Friday, May 7, 2010

Dreaming of those productive days...

I'm dreaming of a day when I will be a person who knows how to do everything way in advance. When you're like me and have been pulling all nighters since first year and you're in third year and you still haven't learned the lesson and learned it well, there comes a point in your life where you're like, enough! I need help!


In the past it didn't bother me like it does today simply because my time was consumed with doing nothing anyway so when I had to pull an all nighter it was just sleep that I was missing out on.
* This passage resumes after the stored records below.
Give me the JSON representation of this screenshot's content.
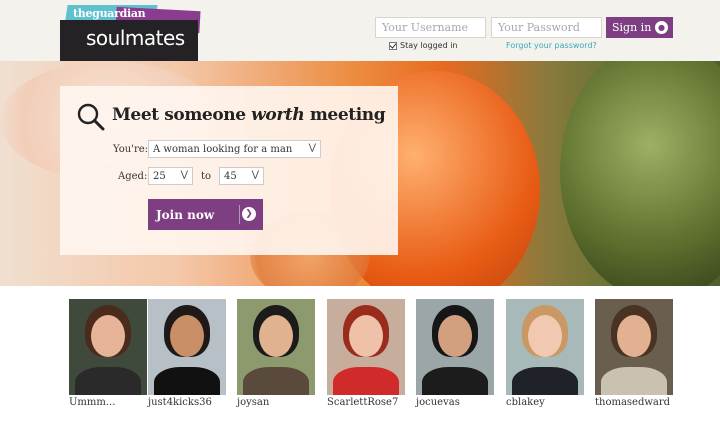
{
  "header": {
    "logo_small": "theguardian",
    "logo_big": "soulmates",
    "username_placeholder": "Your Username",
    "password_placeholder": "Your Password",
    "signin_label": "Sign in",
    "stay_logged_in": "Stay logged in",
    "forgot_password": "Forgot your password?"
  },
  "hero": {
    "title_pre": "Meet someone ",
    "title_em": "worth",
    "title_post": " meeting",
    "youre_label": "You're:",
    "youre_value": "A woman looking for a man",
    "aged_label": "Aged:",
    "age_min": "25",
    "age_to": "to",
    "age_max": "45",
    "join_label": "Join now"
  },
  "members": [
    {
      "name": "Ummm...",
      "bg": "#3f4a3c",
      "skin": "#e7b49a",
      "hair": "#4a2b1c",
      "top": "#2a2a2a"
    },
    {
      "name": "just4kicks36",
      "bg": "#b7c0c6",
      "skin": "#c98f66",
      "hair": "#1f1a17",
      "top": "#111111"
    },
    {
      "name": "joysan",
      "bg": "#8c9a6e",
      "skin": "#e0b28f",
      "hair": "#1b1b1b",
      "top": "#5a4a3c"
    },
    {
      "name": "ScarlettRose7",
      "bg": "#c7ad9c",
      "skin": "#efc1a8",
      "hair": "#9a2c1c",
      "top": "#d02a2a"
    },
    {
      "name": "jocuevas",
      "bg": "#9aa6a8",
      "skin": "#d2a07e",
      "hair": "#161616",
      "top": "#1c1c1c"
    },
    {
      "name": "cblakey",
      "bg": "#a7b9b8",
      "skin": "#f0c9b0",
      "hair": "#c99864",
      "top": "#1f2329"
    },
    {
      "name": "thomasedward",
      "bg": "#6a5f4f",
      "skin": "#e2b192",
      "hair": "#4a3322",
      "top": "#c9c2b1"
    }
  ]
}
Now, at this stage of my life when I've decided to seek God and to seek Him with all my heart, when all nighters happen, I'm usually up in the early hours of the morning and knowing the Holy Spirit wants to do and say stuff but no, I'm seriously busy. And Holy Spirit is so gentle, He absolutely gets it... But I can't help thinking that I'd rather be with Him really. Then I get so despondent, I just want to quit my degree and do Jesus! Alas, I've been called for such a time as this to sit on my butt and study so I can be an effective vessel in the Kingdom of God.


To do that, I recognise that this is the time, as much as I have readings to do and assignments to finish, this is the time to build into my future and dig my own wells of Intimacy. I'll never have more time like I do here in university.
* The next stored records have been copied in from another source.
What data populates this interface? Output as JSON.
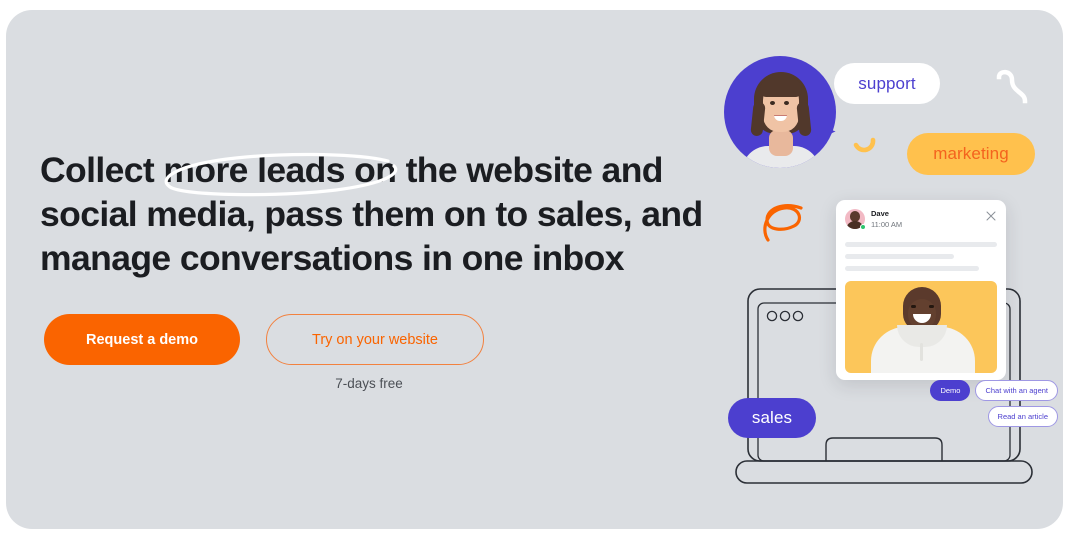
{
  "hero": {
    "headline_lines": [
      "Collect more leads on the website and",
      "social media, pass them on to sales, and",
      "manage conversations in one inbox"
    ],
    "primary_cta": "Request a demo",
    "secondary_cta": "Try on your website",
    "free_note": "7-days free"
  },
  "tags": {
    "support": "support",
    "marketing": "marketing",
    "sales": "sales"
  },
  "chat": {
    "name": "Dave",
    "time": "11:00 AM",
    "close": "×",
    "replies": [
      "Demo",
      "Chat with an agent",
      "Read an article"
    ]
  },
  "colors": {
    "background": "#dadde1",
    "orange": "#fa6400",
    "orange_outline": "#f2813f",
    "purple": "#4c3fcf",
    "yellow": "#ffc14d",
    "photo_yellow": "#fcc65a",
    "text_dark": "#1b1d21",
    "online_green": "#2dc56e"
  }
}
So my prayer and commitment are simple: Lord help me order my life. Father, I commit to working hard and using this opportunity you've given me to come here and learn as much as I can. How to pursue You effectively is not something I get right a lot of the time. Teach me to ask the relevant people in my life who are there and want to build with me. Teach me to rely on Your Holy Spirit, teach me also how to do just that, resting and relying on You. I know You speak, teach me how to hear and recognise Your voice all the time. I pray this in Jesus' name.


If you're praying this with me, well alright then, ours is to get up and be good stewards of whatever God's called us to do. For me, it's actually getting stuck in my studies, and stuck in the Word. It's not going to be easy, but it will be worth it.